C5-6 supplies a complete set of xylan-degrading activities to advance your research. Xylanases from C. thermocellum, D. turgidum, and Geobacillus sp. all possess the stability to work under extreme conditions. A wide range of thermostable bacterial β-xylosidases, α-glucuronidases, and α-arabinosidases are also available that complement these bacterial xylanases. Many of these enzymes are available only through C-6. A number of these thermostable bacterial enzymes have been shown to be superior to their fungal counterparts in producing both xylose and glucose from pretreated biomass (Gao D, Chundawat S, Liu T, Hermanson S, Gowda K, Brumm P, Dale BE, Balan V. Strategy for identification of novel fungal and bacterial glycosyl hydrolase hybrid mixtures that can efficiently saccharify pretreated lignocellulosic biomass. Bioenergy Research. 2010. 3(1):67-8). All these enzymes can be easily scaled-up for pilot and production testing. C5-6 is also the only source for the full set of T. reesei xylan-degrading enzymes (xylanases, β-xylosidase, α-glucuronidase, and α-arabinosidase), as well as the only source of xylanases from Cellulomonas species, B. cellulosilyticus and F. succinogenes .
Enzymes for starch analysis and degradation
Starch is a complex polymer of alpha-(1,4) and alpha-(1,6)-linked glucose used by plants to store energy. Amylose is a linear polymer of only alpha-(1,4)-linked glucose. When treated with iodine, this polymer gives the typical blue starch reaction. Amylopectin is a highly branched polymer of short and medium length alpha-(1,4)-linked glucose chains connected by single alpha-(1,6)-bonds, with an overall structure resembling a tree (Figure 4).
In many applications, starch hydrolysis is carried out in two steps. The first step, liquefaction, converts the amylose and amylopectin in a gelatinized starch into soluble, short chain oligosaccharides containing one to twenty glucose residues (dextrins) using an α-amylase (AA). The second step, saccharification, converts these dextrins into glucose using an amyloglucosidase (GA, also known as glucoamylase). In beer brewing, a single stage liquefaction and saccharification process is used. In this step, the barley α-amylase and β-amylase partially degrade the starch to form a mixture of maltose, maltotriose and higher dextrins, called the wort.

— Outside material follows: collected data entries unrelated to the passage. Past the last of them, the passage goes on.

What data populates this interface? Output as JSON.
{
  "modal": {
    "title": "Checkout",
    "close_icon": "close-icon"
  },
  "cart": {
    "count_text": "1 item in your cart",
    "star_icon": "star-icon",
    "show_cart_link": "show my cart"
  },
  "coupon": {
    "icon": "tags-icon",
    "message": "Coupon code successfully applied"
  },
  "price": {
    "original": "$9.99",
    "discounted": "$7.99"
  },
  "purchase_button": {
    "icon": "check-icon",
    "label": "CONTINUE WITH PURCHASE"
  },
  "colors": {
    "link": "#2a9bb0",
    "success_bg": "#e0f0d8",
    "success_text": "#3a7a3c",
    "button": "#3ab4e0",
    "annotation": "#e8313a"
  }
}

Optimum starch hydrolysis for ethanol or glucose production requires the following:
1. Complete hydrolysis of both alpha-(1,4) and alpha-(1,6)-linked glucose residues. Incomplete hydrolysis results in formation of short oligosaccharides that are not converted by GA during the saccharification and fermentation steps. The incomplete hydrolysis results in lower ethanol yield.

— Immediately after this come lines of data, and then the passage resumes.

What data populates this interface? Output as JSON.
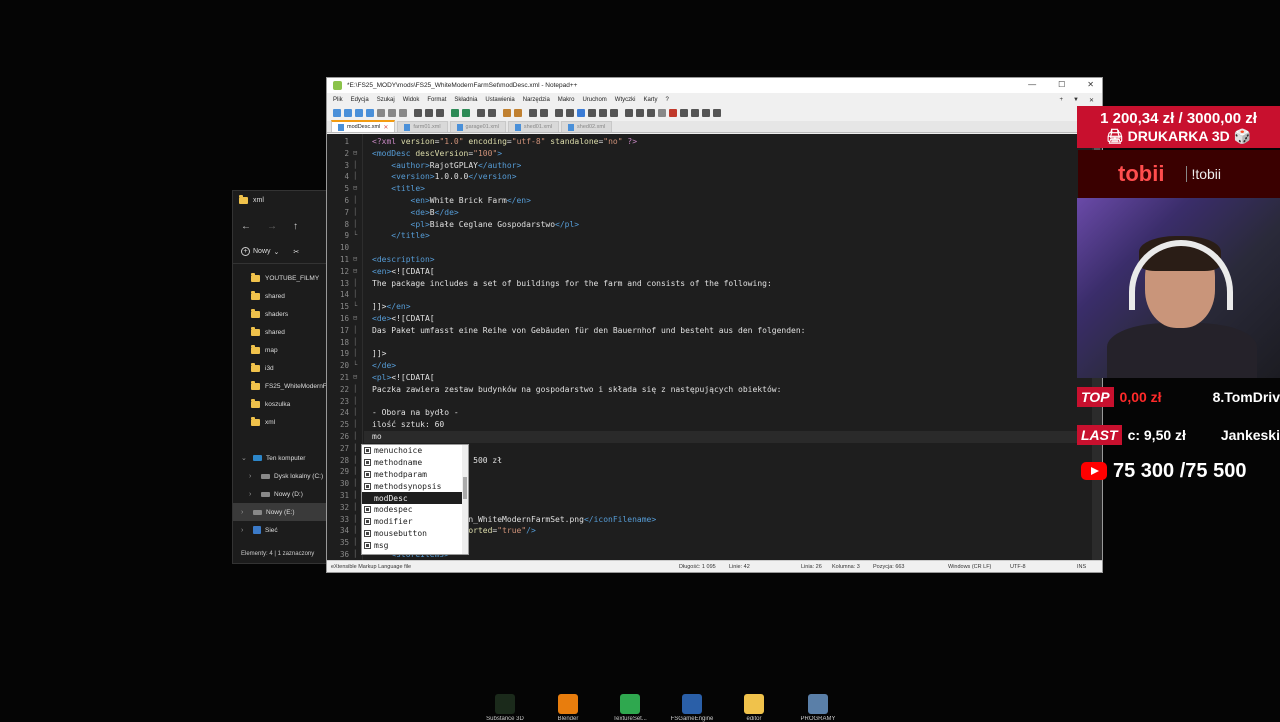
{
  "explorer": {
    "title": "xml",
    "nav": [
      "←",
      "→",
      "↑"
    ],
    "new_label": "Nowy",
    "folders": [
      "YOUTUBE_FILMY",
      "shared",
      "shaders",
      "shared",
      "map",
      "i3d",
      "FS25_WhiteModernF",
      "koszulka",
      "xml"
    ],
    "tree": [
      {
        "label": "Ten komputer",
        "chev": "⌄"
      },
      {
        "label": "Dysk lokalny (C:)",
        "chev": "›"
      },
      {
        "label": "Nowy (D:)",
        "chev": "›"
      },
      {
        "label": "Nowy (E:)",
        "chev": "›"
      },
      {
        "label": "Sieć",
        "chev": "›"
      }
    ],
    "status": "Elementy: 4  |  1 zaznaczony"
  },
  "npp": {
    "title": "*E:\\FS25_MODY\\mods\\FS25_WhiteModernFarmSet\\modDesc.xml - Notepad++",
    "menu": [
      "Plik",
      "Edycja",
      "Szukaj",
      "Widok",
      "Format",
      "Składnia",
      "Ustawienia",
      "Narzędzia",
      "Makro",
      "Uruchom",
      "Wtyczki",
      "Karty",
      "?"
    ],
    "menu_right": [
      "+",
      "▼",
      "✕"
    ],
    "tabs": [
      {
        "label": "modDesc.xml",
        "active": true
      },
      {
        "label": "farm01.xml",
        "active": false
      },
      {
        "label": "garage01.xml",
        "active": false
      },
      {
        "label": "shed01.xml",
        "active": false
      },
      {
        "label": "shed02.xml",
        "active": false
      }
    ],
    "lines": [
      {
        "n": 1,
        "fold": "",
        "html": "<span class='k-pi'>&lt;?xml</span> <span class='k-attr'>version</span>=<span class='k-val'>\"1.0\"</span> <span class='k-attr'>encoding</span>=<span class='k-val'>\"utf-8\"</span> <span class='k-attr'>standalone</span>=<span class='k-val'>\"no\"</span> <span class='k-pi'>?&gt;</span>"
      },
      {
        "n": 2,
        "fold": "⊟",
        "html": "<span class='k-tag'>&lt;modDesc</span> <span class='k-attr'>descVersion</span>=<span class='k-val'>\"100\"</span><span class='k-tag'>&gt;</span>"
      },
      {
        "n": 3,
        "fold": "│",
        "html": "    <span class='k-tag'>&lt;author&gt;</span>RajotGPLAY<span class='k-tag'>&lt;/author&gt;</span>"
      },
      {
        "n": 4,
        "fold": "│",
        "html": "    <span class='k-tag'>&lt;version&gt;</span>1.0.0.0<span class='k-tag'>&lt;/version&gt;</span>"
      },
      {
        "n": 5,
        "fold": "⊟",
        "html": "    <span class='k-tag'>&lt;title&gt;</span>"
      },
      {
        "n": 6,
        "fold": "│",
        "html": "        <span class='k-tag'>&lt;en&gt;</span>White Brick Farm<span class='k-tag'>&lt;/en&gt;</span>"
      },
      {
        "n": 7,
        "fold": "│",
        "html": "        <span class='k-tag'>&lt;de&gt;</span>B<span class='k-tag'>&lt;/de&gt;</span>"
      },
      {
        "n": 8,
        "fold": "│",
        "html": "        <span class='k-tag'>&lt;pl&gt;</span>Białe Ceglane Gospodarstwo<span class='k-tag'>&lt;/pl&gt;</span>"
      },
      {
        "n": 9,
        "fold": "└",
        "html": "    <span class='k-tag'>&lt;/title&gt;</span>"
      },
      {
        "n": 10,
        "fold": "",
        "html": ""
      },
      {
        "n": 11,
        "fold": "⊟",
        "html": "<span class='k-tag'>&lt;description&gt;</span>"
      },
      {
        "n": 12,
        "fold": "⊟",
        "html": "<span class='k-tag'>&lt;en&gt;</span>&lt;![CDATA["
      },
      {
        "n": 13,
        "fold": "│",
        "html": "The package includes a set of buildings for the farm and consists of the following:"
      },
      {
        "n": 14,
        "fold": "│",
        "html": ""
      },
      {
        "n": 15,
        "fold": "└",
        "html": "]]&gt;<span class='k-tag'>&lt;/en&gt;</span>"
      },
      {
        "n": 16,
        "fold": "⊟",
        "html": "<span class='k-tag'>&lt;de&gt;</span>&lt;![CDATA["
      },
      {
        "n": 17,
        "fold": "│",
        "html": "Das Paket umfasst eine Reihe von Gebäuden für den Bauernhof und besteht aus den folgenden:"
      },
      {
        "n": 18,
        "fold": "│",
        "html": ""
      },
      {
        "n": 19,
        "fold": "│",
        "html": "]]&gt;"
      },
      {
        "n": 20,
        "fold": "└",
        "html": "<span class='k-tag'>&lt;/de&gt;</span>"
      },
      {
        "n": 21,
        "fold": "⊟",
        "html": "<span class='k-tag'>&lt;pl&gt;</span>&lt;![CDATA["
      },
      {
        "n": 22,
        "fold": "│",
        "html": "Paczka zawiera zestaw budynków na gospodarstwo i składa się z następujących obiektów:"
      },
      {
        "n": 23,
        "fold": "│",
        "html": ""
      },
      {
        "n": 24,
        "fold": "│",
        "html": "- Obora na bydło -"
      },
      {
        "n": 25,
        "fold": "│",
        "html": "ilość sztuk: 60"
      },
      {
        "n": 26,
        "fold": "│",
        "html": "mo",
        "cur": true
      },
      {
        "n": 27,
        "fold": "│",
        "html": ""
      },
      {
        "n": 28,
        "fold": "│",
        "html": "                  e: 500 zł"
      },
      {
        "n": 29,
        "fold": "│",
        "html": ""
      },
      {
        "n": 30,
        "fold": "│",
        "html": ""
      },
      {
        "n": 31,
        "fold": "│",
        "html": ""
      },
      {
        "n": 32,
        "fold": "│",
        "html": ""
      },
      {
        "n": 33,
        "fold": "│",
        "html": "                <span class='k-tag'>&gt;</span>icon_WhiteModernFarmSet.png<span class='k-tag'>&lt;/iconFilename&gt;</span>"
      },
      {
        "n": 34,
        "fold": "│",
        "html": "                <span class='k-attr'>supported</span>=<span class='k-val'>\"true\"</span><span class='k-tag'>/&gt;</span>"
      },
      {
        "n": 35,
        "fold": "│",
        "html": ""
      },
      {
        "n": 36,
        "fold": "│",
        "html": "    <span class='k-tag'>&lt;storeItems&gt;</span>"
      }
    ],
    "autocomplete": [
      {
        "label": "menuchoice",
        "icon": true
      },
      {
        "label": "methodname",
        "icon": true
      },
      {
        "label": "methodparam",
        "icon": true
      },
      {
        "label": "methodsynopsis",
        "icon": true
      },
      {
        "label": "modDesc",
        "icon": false,
        "sel": true
      },
      {
        "label": "modespec",
        "icon": true
      },
      {
        "label": "modifier",
        "icon": true
      },
      {
        "label": "mousebutton",
        "icon": true
      },
      {
        "label": "msg",
        "icon": true
      }
    ],
    "status": {
      "lang": "eXtensible Markup Language file",
      "length": "Długość: 1 095",
      "lines": "Linie: 42",
      "row": "Linia: 26",
      "col": "Kolumna: 3",
      "pos": "Pozycja: 663",
      "eol": "Windows (CR LF)",
      "enc": "UTF-8",
      "ins": "INS"
    }
  },
  "overlay": {
    "donation_amount": "1 200,34 zł / 3000,00 zł",
    "donation_goal": "🖨 DRUKARKA 3D 🎲",
    "tobii_logo": "tobii",
    "tobii_cmd": "!tobii",
    "top_tag": "TOP",
    "top_amount": "0,00 zł",
    "top_name": "8.TomDriv",
    "last_tag": "LAST",
    "last_amount": "c: 9,50 zł",
    "last_name": "Jankeski",
    "yt_count": "75 300 /75 500"
  },
  "taskbar": [
    {
      "label": "Substance 3D",
      "color": "#1b2a1b"
    },
    {
      "label": "Blender",
      "color": "#e87d0d"
    },
    {
      "label": "TextureSet...",
      "color": "#2fa84f"
    },
    {
      "label": "FSGameEngine",
      "color": "#2a5fa8"
    },
    {
      "label": "editor",
      "color": "#f0c24b"
    },
    {
      "label": "PROGRAMY",
      "color": "#5a7fa8"
    }
  ],
  "colors": {
    "editor_bg": "#1e1e1e",
    "tag": "#569cd6",
    "attr": "#dcdcaa",
    "value": "#ce9178",
    "overlay_red": "#c8102e"
  }
}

2. Prevention of recrystallization of linear amylose chains. Recrystallization of amylose chains occurs rapidly when the temperature is lowered from 92°C to 60°C. The result is a white precipitate or haze that is not attacked by the GA during saccharification or fermentation, resulting in decreased ethanol yield.

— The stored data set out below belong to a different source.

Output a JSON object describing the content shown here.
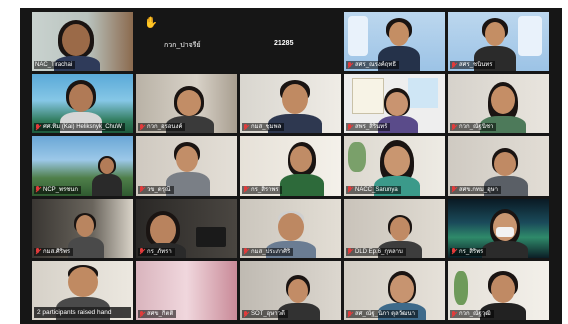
{
  "meeting": {
    "raised_hands_notice": "2 participants raised hand",
    "hand_tile_name": "กวก_ปาจรีย์",
    "hand_tile_number": "21285",
    "hand_tile_name_small": "กวก_ปาจรีย์",
    "hand_tile_number_small": "21285"
  },
  "participants": [
    {
      "name": "NAC_Tirachai",
      "muted": false
    },
    {
      "name": "",
      "muted": false
    },
    {
      "name": "สศร_ณรงค์ฤทธิ์",
      "muted": true
    },
    {
      "name": "สศร_ชนินทร",
      "muted": true
    },
    {
      "name": "ศศ.ทิม (Kai) Heliksnyk_ChuW",
      "muted": true
    },
    {
      "name": "กวก_อรอนงค์",
      "muted": true
    },
    {
      "name": "กมส_ชุมพล",
      "muted": true
    },
    {
      "name": "สพร_สิรินทร์",
      "muted": true
    },
    {
      "name": "กวก_ณัฐนิชา",
      "muted": true
    },
    {
      "name": "NCP_พรชนก",
      "muted": true
    },
    {
      "name": "วข_ดรุณี",
      "muted": true
    },
    {
      "name": "กร_สิราพร",
      "muted": true
    },
    {
      "name": "NACC_Sarunya",
      "muted": true
    },
    {
      "name": "สศข.กทม_อุษา",
      "muted": true
    },
    {
      "name": "กมส.ศิริพร",
      "muted": true
    },
    {
      "name": "กร_ภัทรา",
      "muted": true
    },
    {
      "name": "กมส_ประภาศิริ",
      "muted": true
    },
    {
      "name": "DLD Ep.6_กุหลาบ",
      "muted": true
    },
    {
      "name": "กร_สิริพร",
      "muted": true
    },
    {
      "name": "",
      "muted": false
    },
    {
      "name": "สศข_กิตติ",
      "muted": true
    },
    {
      "name": "SOT_อุษาวดี",
      "muted": true
    },
    {
      "name": "สศ_ณัฐ_นิภา ตุลวัฒนา",
      "muted": true
    },
    {
      "name": "กวก_ณัฐวุฒิ",
      "muted": true
    }
  ],
  "colors": {
    "active_speaker": "#2fd35a",
    "muted_mic": "#e23b3b",
    "background": "#161616"
  }
}
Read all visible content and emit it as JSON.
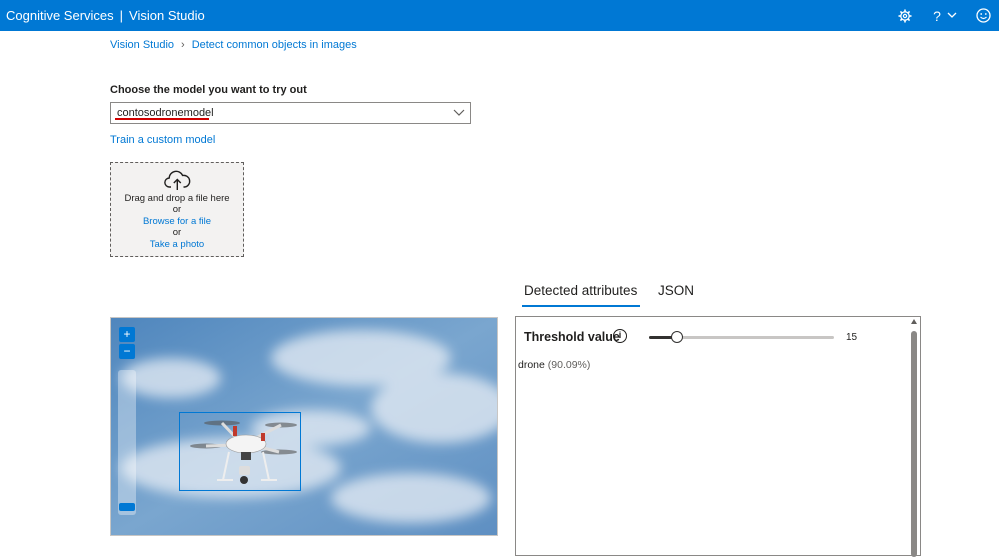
{
  "header": {
    "product": "Cognitive Services",
    "separator": "|",
    "app": "Vision Studio",
    "icons": [
      "gear-icon",
      "help-icon",
      "chevron-down-icon",
      "smiley-icon"
    ],
    "help_glyph": "?"
  },
  "breadcrumb": {
    "items": [
      "Vision Studio",
      "Detect common objects in images"
    ]
  },
  "model": {
    "label": "Choose the model you want to try out",
    "selected": "contosodronemodel",
    "train_link": "Train a custom model"
  },
  "upload": {
    "drag_text": "Drag and drop a file here",
    "or1": "or",
    "browse": "Browse for a file",
    "or2": "or",
    "photo": "Take a photo"
  },
  "tabs": [
    {
      "label": "Detected attributes",
      "active": true
    },
    {
      "label": "JSON",
      "active": false
    }
  ],
  "zoom": {
    "plus": "+",
    "minus": "−"
  },
  "threshold": {
    "label": "Threshold value",
    "info": "i",
    "value": 15,
    "value_text": "15",
    "min": 0,
    "max": 100
  },
  "results": [
    {
      "label": "drone",
      "confidence": "(90.09%)"
    }
  ],
  "colors": {
    "accent": "#0078d4",
    "underline": "#d10000"
  }
}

C5-6 supplies a number of starch-degrading activities to advance your research. Thermostable Geobacillus stearothermophilus α-amylase (BstAA) is widely used in industrial application, with activity up to 107°C. We also are the only supplier of two novel thermostable α-amylases, one from D. turgidum and one from A. acidocaldarius. These enzymes have not been extensively characterized by our lab, but both show thermostability similar to BstAA. Additional fungal and bacterial α-amylases, fungal glucoamylase, and bacterial β-amylases can be produced upon request.